CNN: Accuracy (74.9%) and Loss (0.531) are lower, suggesting that CNN struggles to fit the data well.
F1-Score, Precision, and Recall:
VGG16 demonstrates higher precision (0.4930), recall (0.4920), and F1-score (0.4925) than CNN (precision: 0.4766, recall: 0.4680, F1-score: 0.4723).
AUC (Precision-Recall Curve):
VGG16 shows better precision-recall trade-offs, with a higher AUC of 0.55, compared to CNN's 0.51, indicating stronger performance on imbalanced or nuanced datasets.
These metrics show that VGG16 achieves a better balance between predicting true positives and avoiding false positives/negatives.
- Strengths:
Compared to the CNN model, the VGG16 model's deeper architecture helps with more efficient feature extraction and classification.
Despite being simpler, the CNN model has trouble with feature discrimination and generalization, most likely as a result of its training data and relatively low complexity.

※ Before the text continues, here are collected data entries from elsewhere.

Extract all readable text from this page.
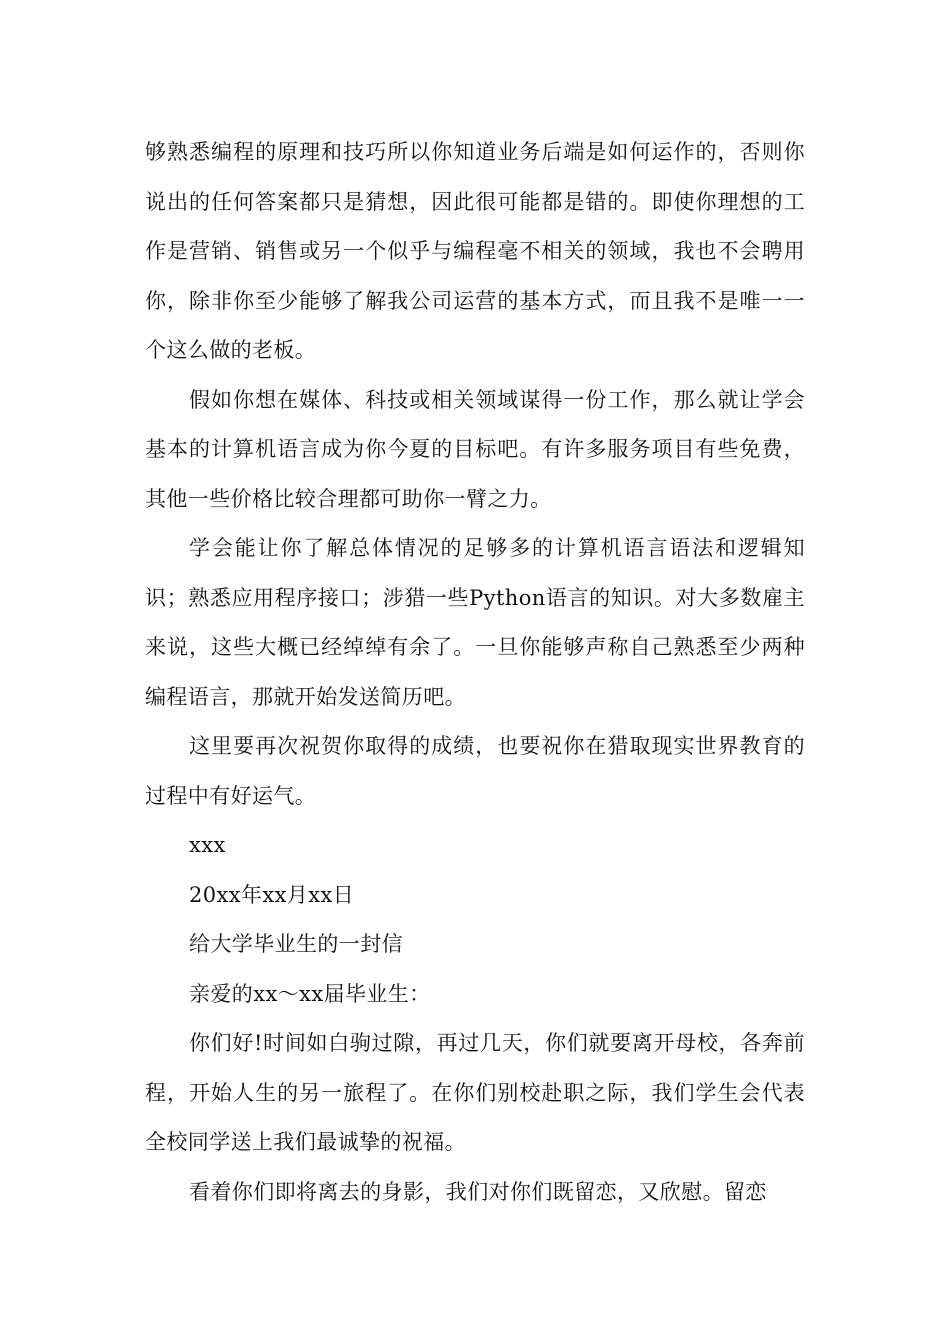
够熟悉编程的原理和技巧所以你知道业务后端是如何运作的，否则你说出的任何答案都只是猜想，因此很可能都是错的。即使你理想的工作是营销、销售或另一个似乎与编程毫不相关的领域，我也不会聘用你，除非你至少能够了解我公司运营的基本方式，而且我不是唯一一个这么做的老板。

假如你想在媒体、科技或相关领域谋得一份工作，那么就让学会基本的计算机语言成为你今夏的目标吧。有许多服务项目有些免费，其他一些价格比较合理都可助你一臂之力。

学会能让你了解总体情况的足够多的计算机语言语法和逻辑知识；熟悉应用程序接口；涉猎一些Python语言的知识。对大多数雇主来说，这些大概已经绰绰有余了。一旦你能够声称自己熟悉至少两种编程语言，那就开始发送简历吧。

这里要再次祝贺你取得的成绩，也要祝你在猎取现实世界教育的过程中有好运气。

xxx

20xx年xx月xx日

给大学毕业生的一封信

亲爱的xx～xx届毕业生：

你们好!时间如白驹过隙，再过几天，你们就要离开母校，各奔前程，开始人生的另一旅程了。在你们别校赴职之际，我们学生会代表全校同学送上我们最诚挚的祝福。

看着你们即将离去的身影，我们对你们既留恋，又欣慰。留恋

- Challenges and Weaknesses:
Notwithstanding its benefits, VGG16 still has trouble telling dogs and cats apart from one another, especially when their features such as fur patterns and face shapes overlapping. As a result, both models consistently misclassify data.
The general lack of precision and recall in both models raises the possibility that there is not enough diversity in the data itself, especially for breeds with comparable traits. Both models fall short of perfect classification, suggesting that their generalization skills need to be strengthened.
Common to Both Models: When breeds show minute differences, both models incorrectly identify the data, indicating the need for more representative and varied training data. the possible advantage of using methods like transfer learning or domain-specific augmentations to further enhance performance.
The VGG16 model is the better candidate for deployment in this task due to its superior ability to extract features and handle complex classification challenges.